Difficile de faire plus Kim Ki-Duk : sur un bateau de pêcheurs (à tous les sens du terme), un vieux bougon séquestre une nymphette pour se marier avec elle. Laquelle, entre espièglerie et lobotomie heureuse se laisserait bien tenter par un jeunot de passage. Pour tuer le temps et accessoirement lire l’avenir, le tandem opère un rituel cupidonesque version bouddhiste où l’une se balance devant le prophète tandis que l’autre décoche quelques flèches. Après, bien sûr, avoir bandé son gros arc avec délectation, fébrilité et excitation. Jeu de mot facile mais Kim Ki-duk ne se prive pas non plus de symboles poids lourds. En fait, L’Arc n’est que cela : une grosse métaphore de l’état de forme du cinéaste, manifestement jamais fatigué de tourner même quand ses thèmes de prédilection arrivent en fin de vie. Ne pas y voir de crise de gâtisme mais un plaisir modeste de la redite, comme si au fond un film n’était qu’un brouillon mille fois griffonné sur le coin d’une page blanche.

D’où un film lénifiant, qui fait du condensé d’espaces et d’enjeux une matière brute, mal dégrossie. On pense à l’arc, objet étriqué dans son expressivité et pourtant réceptacle d’une abstraction lourdingue qui confine à la plus grande complaisance. Kim Ki-duk en saucissonne les significations comme autant de lames d’un grand couteau suisse (instrument de musique, arme, phallus et conscience du temps qui passe) qu’il déplie en fonction du chapitre adéquat. Même formellement, le film n’a rien du bel ouvrage world qu’offrait au moins l’académique Printemps, été, automne, hiver… et printemps : photo vaguement granuleuse, plans larges avec vue sur la mer, au mieux une vague ode vintage aux vieux chalutiers et à la mythologie asiatique brossée sans conviction. Pour preuve : le maniérisme, réduit à peau de chagrin lors de séquences chorégraphiées. Un plan serré en musique, le visage d’une femme ou quelques grigris Nature et découvertes suffisent à rendre heureux Kim Ki-duk qui, du coup, laisse l’envoûtement au niveau zéro.

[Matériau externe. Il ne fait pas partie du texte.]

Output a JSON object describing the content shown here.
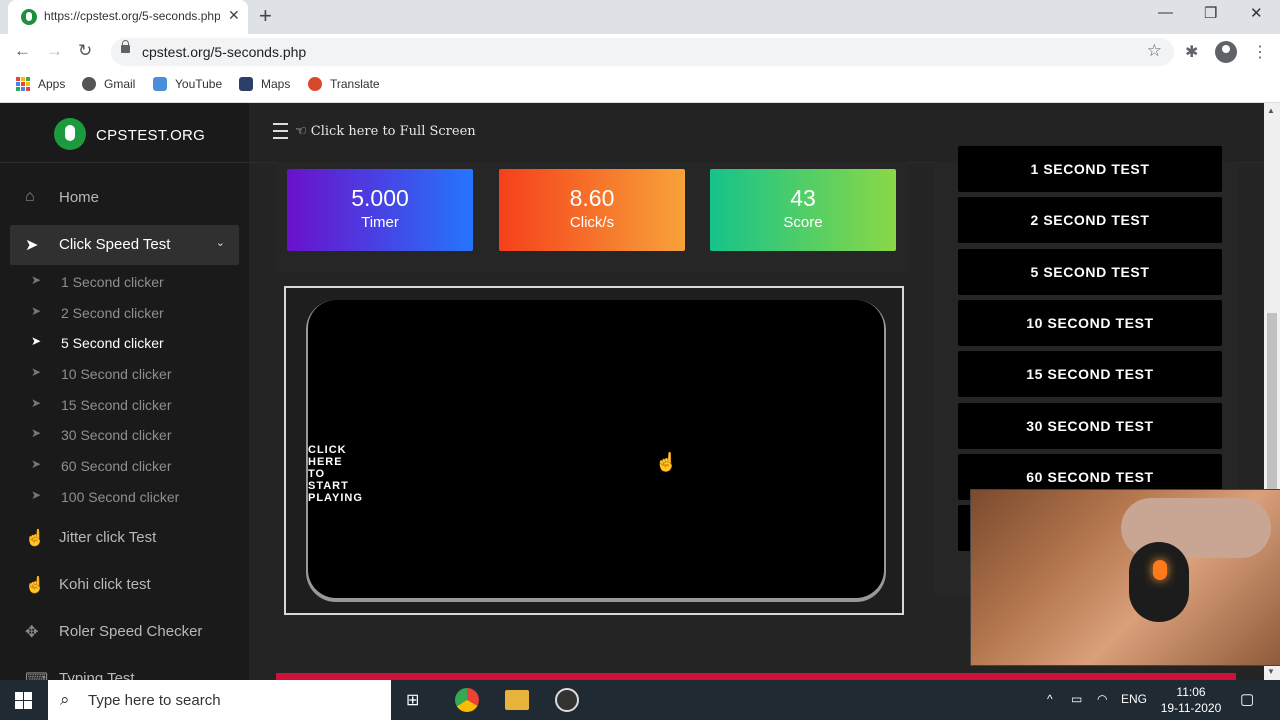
{
  "browser": {
    "tab_title": "https://cpstest.org/5-seconds.php",
    "url": "cpstest.org/5-seconds.php",
    "bookmarks": [
      {
        "label": "Apps",
        "icon": "apps-grid-icon"
      },
      {
        "label": "Gmail",
        "icon": "gmail-icon"
      },
      {
        "label": "YouTube",
        "icon": "youtube-icon"
      },
      {
        "label": "Maps",
        "icon": "maps-icon"
      },
      {
        "label": "Translate",
        "icon": "translate-icon"
      }
    ]
  },
  "site": {
    "brand": "CPSTEST.ORG",
    "fullscreen_label": "Click here to Full Screen",
    "nav": [
      {
        "label": "Home",
        "icon": "home-icon"
      },
      {
        "label": "Click Speed Test",
        "icon": "cursor-icon"
      },
      {
        "label": "Jitter click Test",
        "icon": "hand-pointer-icon"
      },
      {
        "label": "Kohi click test",
        "icon": "hand-pointer-icon"
      },
      {
        "label": "Roler Speed Checker",
        "icon": "move-icon"
      },
      {
        "label": "Typing Test",
        "icon": "keyboard-icon"
      }
    ],
    "subnav": [
      "1 Second clicker",
      "2 Second clicker",
      "5 Second clicker",
      "10 Second clicker",
      "15 Second clicker",
      "30 Second clicker",
      "60 Second clicker",
      "100 Second clicker"
    ]
  },
  "stats": {
    "timer": {
      "value": "5.000",
      "label": "Timer"
    },
    "cps": {
      "value": "8.60",
      "label": "Click/s"
    },
    "score": {
      "value": "43",
      "label": "Score"
    }
  },
  "game": {
    "start_label": "CLICK HERE TO START PLAYING"
  },
  "tests": [
    "1 SECOND TEST",
    "2 SECOND TEST",
    "5 SECOND TEST",
    "10 SECOND TEST",
    "15 SECOND TEST",
    "30 SECOND TEST",
    "60 SECOND TEST"
  ],
  "taskbar": {
    "search_placeholder": "Type here to search",
    "language": "ENG",
    "time": "11:06",
    "date": "19-11-2020"
  }
}
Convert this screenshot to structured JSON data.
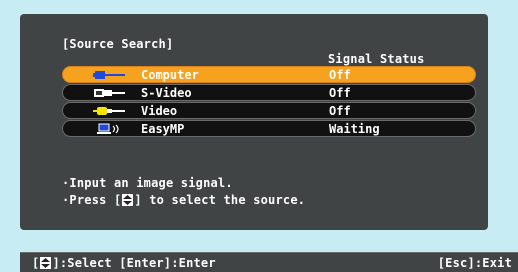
{
  "title": "[Source Search]",
  "columns": {
    "status_header": "Signal Status"
  },
  "sources": [
    {
      "label": "Computer",
      "status": "Off",
      "icon": "computer-cable-icon",
      "selected": true
    },
    {
      "label": "S-Video",
      "status": "Off",
      "icon": "svideo-plug-icon",
      "selected": false
    },
    {
      "label": "Video",
      "status": "Off",
      "icon": "video-plug-icon",
      "selected": false
    },
    {
      "label": "EasyMP",
      "status": "Waiting",
      "icon": "easymp-network-icon",
      "selected": false
    }
  ],
  "messages": {
    "line1": "·Input an image signal.",
    "line2_prefix": "·Press [",
    "line2_suffix": "] to select the source."
  },
  "statusbar": {
    "left_prefix": "[",
    "left_rest": "]:Select [Enter]:Enter",
    "right": "[Esc]:Exit"
  },
  "colors": {
    "background": "#c8ecf4",
    "panel": "#404444",
    "selected_row": "#f7a21e"
  }
}
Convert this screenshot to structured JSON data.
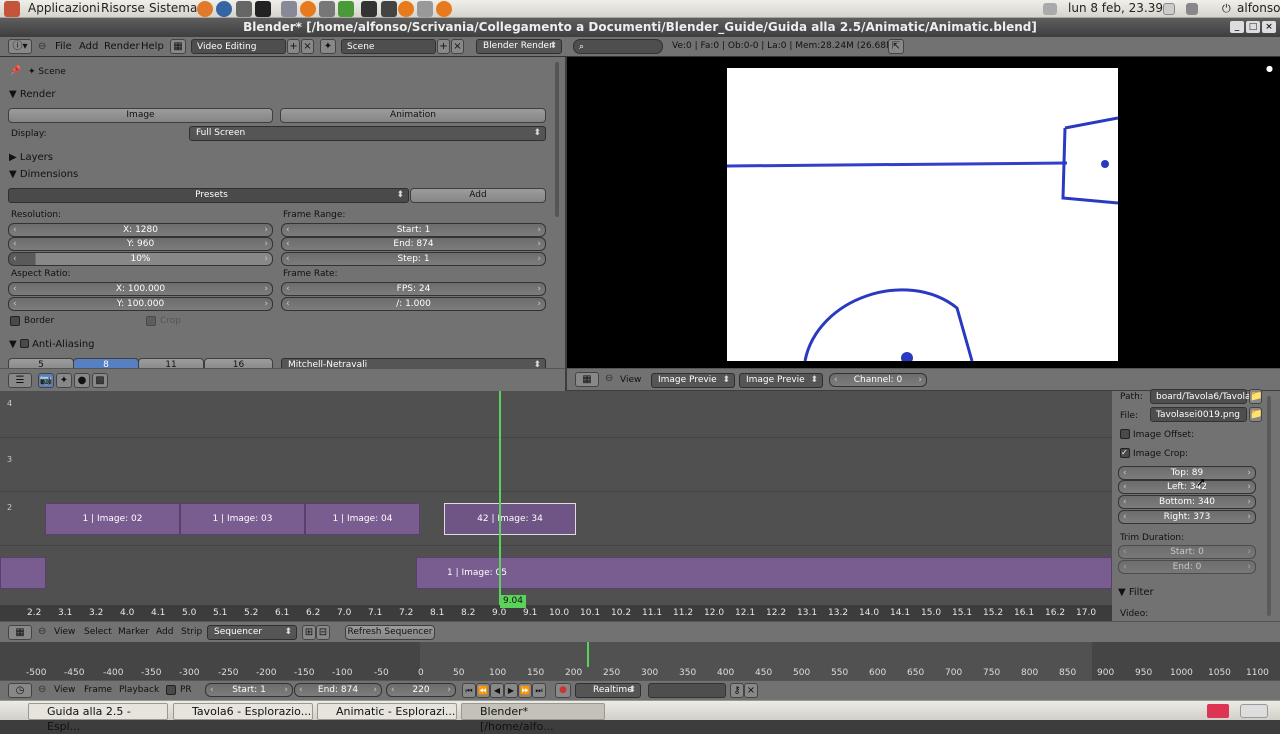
{
  "gnome": {
    "apps": "Applicazioni",
    "places": "Risorse",
    "system": "Sistema",
    "clock": "lun  8 feb, 23.39",
    "user": "alfonso"
  },
  "window": {
    "title": "Blender* [/home/alfonso/Scrivania/Collegamento a Documenti/Blender_Guide/Guida alla 2.5/Animatic/Animatic.blend]"
  },
  "header": {
    "menus": [
      "File",
      "Add",
      "Render",
      "Help"
    ],
    "layout": "Video Editing",
    "scene": "Scene",
    "engine": "Blender Render",
    "stats": "Ve:0 | Fa:0 | Ob:0-0 | La:0 | Mem:28.24M (26.68M)"
  },
  "props": {
    "scene_label": "Scene",
    "render_title": "Render",
    "image_btn": "Image",
    "animation_btn": "Animation",
    "display_label": "Display:",
    "display_value": "Full Screen",
    "layers": "Layers",
    "dimensions": "Dimensions",
    "presets": "Presets",
    "add": "Add",
    "resolution": "Resolution:",
    "res_x": "X: 1280",
    "res_y": "Y: 960",
    "res_pct": "10%",
    "frame_range": "Frame Range:",
    "start": "Start: 1",
    "end": "End: 874",
    "step": "Step: 1",
    "aspect": "Aspect Ratio:",
    "asp_x": "X: 100.000",
    "asp_y": "Y: 100.000",
    "frame_rate": "Frame Rate:",
    "fps": "FPS: 24",
    "base": "/: 1.000",
    "border": "Border",
    "crop": "Crop",
    "aa": "Anti-Aliasing",
    "aa_vals": [
      "5",
      "8",
      "11",
      "16"
    ],
    "filter": "Mitchell-Netravali"
  },
  "preview_header": {
    "view": "View",
    "mode1": "Image Previe",
    "mode2": "Image Previe",
    "channel": "Channel: 0"
  },
  "sequencer": {
    "strips": [
      {
        "label": "1 | Image: 02"
      },
      {
        "label": "1 | Image: 03"
      },
      {
        "label": "1 | Image: 04"
      },
      {
        "label": "42 | Image: 34"
      },
      {
        "label": "1 | Image: 05"
      }
    ],
    "ticks": [
      "2.2",
      "3.1",
      "3.2",
      "4.0",
      "4.1",
      "5.0",
      "5.1",
      "5.2",
      "6.1",
      "6.2",
      "7.0",
      "7.1",
      "7.2",
      "8.1",
      "8.2",
      "9.0",
      "9.1",
      "10.0",
      "10.1",
      "10.2",
      "11.1",
      "11.2",
      "12.0",
      "12.1",
      "12.2",
      "13.1",
      "13.2",
      "14.0",
      "14.1",
      "15.0",
      "15.1",
      "15.2",
      "16.1",
      "16.2",
      "17.0"
    ],
    "current": "9.04",
    "channels": [
      "4",
      "3",
      "2"
    ]
  },
  "side": {
    "path_label": "Path:",
    "path_value": "board/Tavola6/Tavola6/",
    "file_label": "File:",
    "file_value": "Tavolasei0019.png",
    "offset": "Image Offset:",
    "crop": "Image Crop:",
    "top": "Top: 89",
    "left": "Left: 342",
    "bottom": "Bottom: 340",
    "right": "Right: 373",
    "trim": "Trim Duration:",
    "trim_start": "Start: 0",
    "trim_end": "End: 0",
    "filter": "Filter",
    "video": "Video:"
  },
  "seq_header": {
    "menus": [
      "View",
      "Select",
      "Marker",
      "Add",
      "Strip"
    ],
    "mode": "Sequencer",
    "refresh": "Refresh Sequencer"
  },
  "timeline": {
    "ticks": [
      "-500",
      "-450",
      "-400",
      "-350",
      "-300",
      "-250",
      "-200",
      "-150",
      "-100",
      "-50",
      "0",
      "50",
      "100",
      "150",
      "200",
      "250",
      "300",
      "350",
      "400",
      "450",
      "500",
      "550",
      "600",
      "650",
      "700",
      "750",
      "800",
      "850",
      "900",
      "950",
      "1000",
      "1050",
      "1100"
    ]
  },
  "tl_header": {
    "menus": [
      "View",
      "Frame",
      "Playback"
    ],
    "pr": "PR",
    "start": "Start: 1",
    "end": "End: 874",
    "frame": "220",
    "realtime": "Realtime"
  },
  "taskbar": [
    "Guida alla 2.5 - Espl...",
    "Tavola6 - Esplorazio...",
    "Animatic - Esplorazi...",
    "Blender* [/home/alfo..."
  ]
}
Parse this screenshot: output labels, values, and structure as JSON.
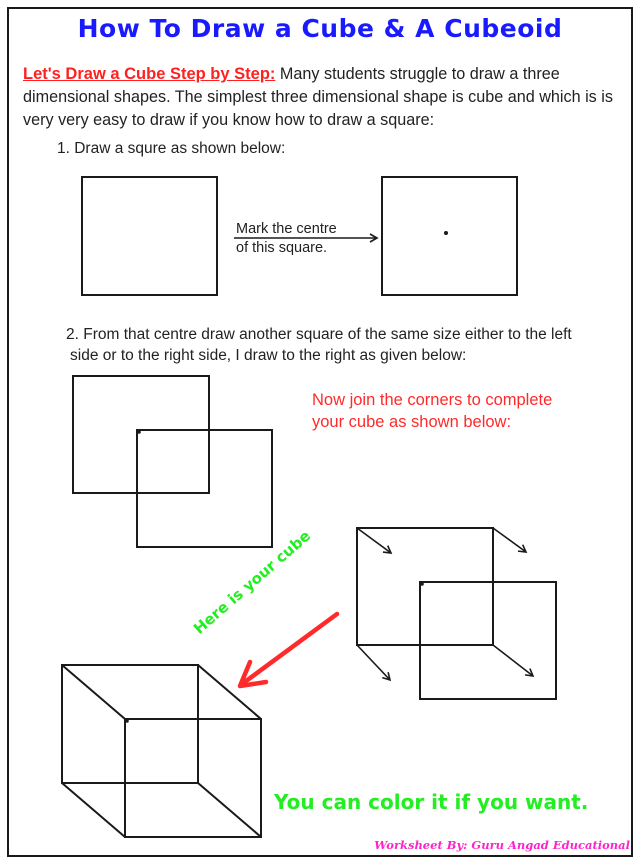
{
  "page": {
    "title": "How To Draw a Cube & A Cubeoid",
    "intro": {
      "lead": "Let's Draw a Cube Step by Step:",
      "text": " Many students struggle to draw a three dimensional shapes. The simplest three dimensional shape is cube and which is is very very easy to draw if you know how to draw a square:"
    },
    "steps": [
      {
        "label": "1. Draw a squre as shown below:"
      },
      {
        "label_line1": "2. From that centre draw another square of the same size either to the left",
        "label_line2": "side or to the right side, I draw to the right as given below:"
      }
    ],
    "annotations": {
      "mark_line1": "Mark the centre",
      "mark_line2": "of this square.",
      "join_line1": "Now join the corners to complete",
      "join_line2": "your cube as shown below:",
      "here_is_cube": "Here is your cube",
      "color_note": "You can color it if you want."
    },
    "footer": "Worksheet By: Guru Angad Educational",
    "colors": {
      "title": "#1a1aff",
      "lead": "#ff2020",
      "join_note": "#ff2a2a",
      "green_note": "#22ee22",
      "arrow_red": "#ff2a2a",
      "footer": "#ff22cc",
      "line": "#1a1a1a"
    }
  }
}
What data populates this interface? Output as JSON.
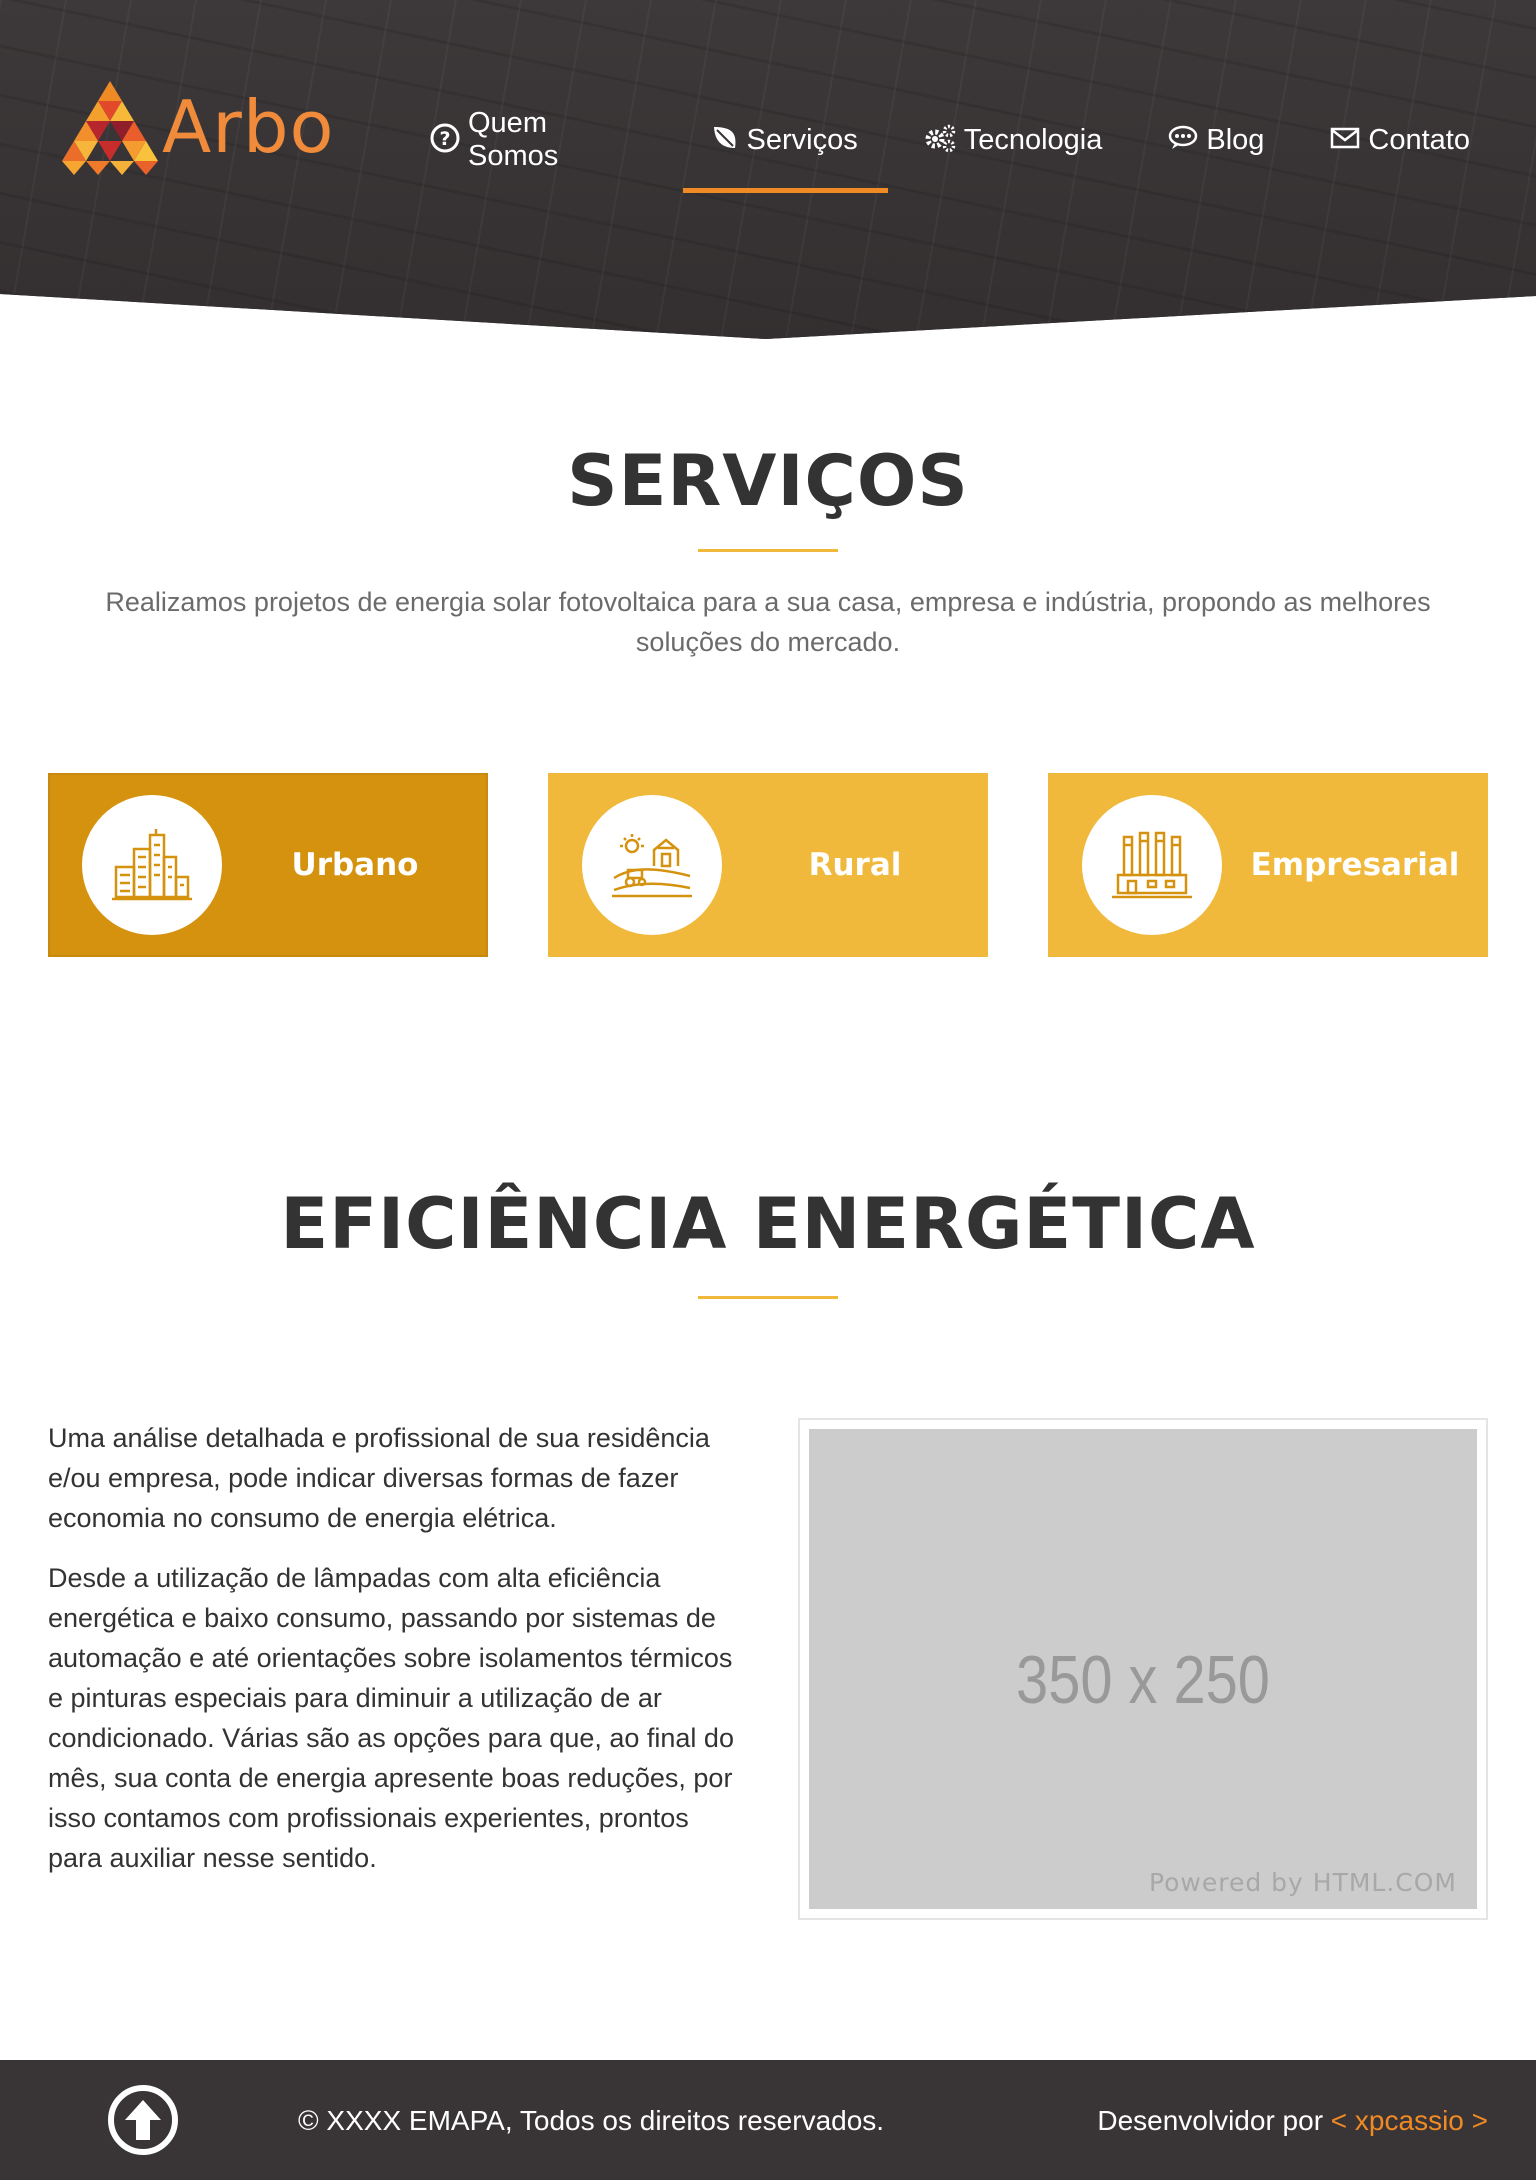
{
  "header": {
    "logo_text": "Arbo",
    "nav": [
      {
        "label": "Quem Somos",
        "icon": "question-circle-icon",
        "active": false
      },
      {
        "label": "Serviços",
        "icon": "leaf-icon",
        "active": true
      },
      {
        "label": "Tecnologia",
        "icon": "cogs-icon",
        "active": false
      },
      {
        "label": "Blog",
        "icon": "comment-dots-icon",
        "active": false
      },
      {
        "label": "Contato",
        "icon": "envelope-icon",
        "active": false
      }
    ]
  },
  "servicos": {
    "title": "SERVIÇOS",
    "intro": "Realizamos projetos de energia solar fotovoltaica para a sua casa, empresa e indústria, propondo as melhores soluções do mercado.",
    "cards": [
      {
        "label": "Urbano",
        "icon": "city-buildings-icon",
        "active": true
      },
      {
        "label": "Rural",
        "icon": "farm-barn-icon",
        "active": false
      },
      {
        "label": "Empresarial",
        "icon": "factory-icon",
        "active": false
      }
    ]
  },
  "eficiencia": {
    "title": "EFICIÊNCIA ENERGÉTICA",
    "paragraphs": [
      "Uma análise detalhada e profissional de sua residência e/ou empresa, pode indicar diversas formas de fazer economia no consumo de energia elétrica.",
      "Desde a utilização de lâmpadas com alta eficiência energética e baixo consumo, passando por sistemas de automação e até orientações sobre isolamentos térmicos e pinturas especiais para diminuir a utilização de ar condicionado. Várias são as opções para que, ao final do mês, sua conta de energia apresente boas reduções, por isso contamos com profissionais experientes, prontos para auxiliar nesse sentido."
    ],
    "image": {
      "dimensions": "350 x 250",
      "powered_by": "Powered by HTML.COM"
    }
  },
  "footer": {
    "copyright": "© XXXX EMAPA, Todos os direitos reservados.",
    "dev_prefix": "Desenvolvidor por",
    "dev_link": "< xpcassio >"
  },
  "colors": {
    "accent_orange": "#f08a24",
    "card_yellow": "#f0b93b",
    "card_active": "#d4920e",
    "dark": "#393536"
  }
}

Ce pis-aller sauve finalement le film de la nanardisation absolue. Même quand il s’engorge de figures éléphantesques (le bateau habité par l’esprit du vieux qui coule sur fond de musique traditionnelle), le rachitisme de la mise en scène suffit à assécher l’essentiel de manière vaguement digérable. D’autant que Kim Ki-duk reste imperturbable d’un bout à l’autre, certes lourd, mais jamais laborieux. Au moins L’Arc, machin exotique à la fois périssable et atemporel, fait office de mise au point : le cinéaste coréen n’a d’envergure que celle d’un pondeur industriel de jolies verroteries festivalières.